The Ba'ath Party was well known for being secular, for future reference this is probably a bad analogy to use. Again, the point I was making wasn't that the Nazis and the Catholic Church have a relationship which is analogous to that of ISIS and the Salafi Movement within Islam. The point was simply that religion can, has been, and is employed to legitimise and justify violence (P2). Islam isn't some unique exception.
On the last point, I don't dispute it at all. Frankly I think all religion is detrimental; whatever minor benefits it might bring in terms of comfort or guidance, these are outweighed by the fact that huge swathes of the world's population defer their moral responsibility to institutionalised forms of superstition.

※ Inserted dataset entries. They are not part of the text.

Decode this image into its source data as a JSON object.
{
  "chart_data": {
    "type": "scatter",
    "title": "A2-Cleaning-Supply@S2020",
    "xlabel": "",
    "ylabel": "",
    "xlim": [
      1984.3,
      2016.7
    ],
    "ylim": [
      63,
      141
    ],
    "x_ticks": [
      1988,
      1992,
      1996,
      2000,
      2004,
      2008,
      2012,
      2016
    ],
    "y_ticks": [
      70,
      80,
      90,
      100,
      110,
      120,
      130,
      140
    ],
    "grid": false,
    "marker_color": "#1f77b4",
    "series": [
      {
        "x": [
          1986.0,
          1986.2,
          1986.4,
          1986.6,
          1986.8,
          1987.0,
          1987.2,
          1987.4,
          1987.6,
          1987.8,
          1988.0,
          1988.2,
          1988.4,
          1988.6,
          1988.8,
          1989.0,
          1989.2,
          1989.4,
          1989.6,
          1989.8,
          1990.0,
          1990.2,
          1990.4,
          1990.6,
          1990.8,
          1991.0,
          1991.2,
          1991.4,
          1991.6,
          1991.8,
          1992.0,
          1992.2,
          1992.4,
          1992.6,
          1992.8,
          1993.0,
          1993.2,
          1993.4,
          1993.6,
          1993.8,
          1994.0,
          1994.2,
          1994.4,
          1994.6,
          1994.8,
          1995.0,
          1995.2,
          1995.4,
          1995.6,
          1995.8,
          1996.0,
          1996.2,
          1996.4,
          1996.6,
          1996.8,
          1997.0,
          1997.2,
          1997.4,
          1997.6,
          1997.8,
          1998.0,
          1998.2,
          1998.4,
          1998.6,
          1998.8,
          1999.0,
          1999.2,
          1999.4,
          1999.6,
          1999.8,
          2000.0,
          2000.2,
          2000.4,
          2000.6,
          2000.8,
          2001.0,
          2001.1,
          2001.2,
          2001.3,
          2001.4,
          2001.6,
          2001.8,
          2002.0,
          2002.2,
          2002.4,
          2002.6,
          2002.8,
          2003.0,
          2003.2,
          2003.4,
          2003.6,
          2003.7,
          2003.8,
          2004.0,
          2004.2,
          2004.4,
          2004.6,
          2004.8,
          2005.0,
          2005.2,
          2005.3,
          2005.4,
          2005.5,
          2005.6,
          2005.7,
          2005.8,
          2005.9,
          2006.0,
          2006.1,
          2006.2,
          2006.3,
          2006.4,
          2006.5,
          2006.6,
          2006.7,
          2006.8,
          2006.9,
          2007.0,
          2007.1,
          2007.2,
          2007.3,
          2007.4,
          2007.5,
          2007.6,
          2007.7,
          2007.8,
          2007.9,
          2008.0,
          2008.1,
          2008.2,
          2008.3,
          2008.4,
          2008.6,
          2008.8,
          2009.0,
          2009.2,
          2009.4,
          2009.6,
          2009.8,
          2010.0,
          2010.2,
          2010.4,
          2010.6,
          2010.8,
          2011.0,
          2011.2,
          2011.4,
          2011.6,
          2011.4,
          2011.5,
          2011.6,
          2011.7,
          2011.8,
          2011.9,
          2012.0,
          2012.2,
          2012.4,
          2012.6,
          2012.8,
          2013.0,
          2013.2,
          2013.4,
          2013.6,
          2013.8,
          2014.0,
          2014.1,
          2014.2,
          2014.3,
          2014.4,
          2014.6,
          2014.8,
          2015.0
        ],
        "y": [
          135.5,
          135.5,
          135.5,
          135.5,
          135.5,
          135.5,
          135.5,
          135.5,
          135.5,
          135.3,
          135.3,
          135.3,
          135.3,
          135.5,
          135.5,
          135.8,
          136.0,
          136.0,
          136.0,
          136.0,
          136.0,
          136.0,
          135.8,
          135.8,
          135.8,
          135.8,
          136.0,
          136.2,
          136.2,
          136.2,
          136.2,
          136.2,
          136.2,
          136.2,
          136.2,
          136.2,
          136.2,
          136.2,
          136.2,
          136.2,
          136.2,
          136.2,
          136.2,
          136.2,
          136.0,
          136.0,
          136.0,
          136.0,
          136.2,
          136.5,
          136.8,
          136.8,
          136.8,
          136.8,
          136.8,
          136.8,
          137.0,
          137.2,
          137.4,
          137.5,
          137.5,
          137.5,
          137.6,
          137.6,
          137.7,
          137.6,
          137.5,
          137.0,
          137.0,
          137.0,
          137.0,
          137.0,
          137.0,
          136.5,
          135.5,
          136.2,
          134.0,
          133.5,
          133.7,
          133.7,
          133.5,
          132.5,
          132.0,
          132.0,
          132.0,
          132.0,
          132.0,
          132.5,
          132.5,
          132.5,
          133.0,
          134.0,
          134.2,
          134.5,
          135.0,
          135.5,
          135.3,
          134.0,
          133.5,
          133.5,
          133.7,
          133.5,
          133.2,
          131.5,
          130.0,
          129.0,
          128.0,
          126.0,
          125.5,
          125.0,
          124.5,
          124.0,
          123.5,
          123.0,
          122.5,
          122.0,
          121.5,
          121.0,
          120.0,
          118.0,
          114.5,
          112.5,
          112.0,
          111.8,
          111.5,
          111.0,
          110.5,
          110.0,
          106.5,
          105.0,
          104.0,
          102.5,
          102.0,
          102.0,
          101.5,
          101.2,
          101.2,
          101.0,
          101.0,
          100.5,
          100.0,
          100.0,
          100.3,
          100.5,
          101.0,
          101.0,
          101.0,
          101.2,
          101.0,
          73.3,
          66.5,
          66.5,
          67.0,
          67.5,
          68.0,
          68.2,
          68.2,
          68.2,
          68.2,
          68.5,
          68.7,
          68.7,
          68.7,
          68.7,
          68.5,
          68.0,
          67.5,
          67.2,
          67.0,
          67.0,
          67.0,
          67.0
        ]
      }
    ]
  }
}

I appreciate your engagement but I don't think any of the points you made necessarily contradict or undermine my initial position.
The first thing that comes to mind is Brian Victoria's Zen at War, where the author argues that Suzuki was a pro-war fascist. But the thing is that Kemmyo Taro Sato has shown that most everything Victoria says about Suzuki is wrong. Victoria didn't defend his earlier claims but replied with other material, to which Soto argues that Victoria deliberately misquotes Suzuki to make his anti-war positions seem pro-war. Might be too much stuff, but could make for good essay.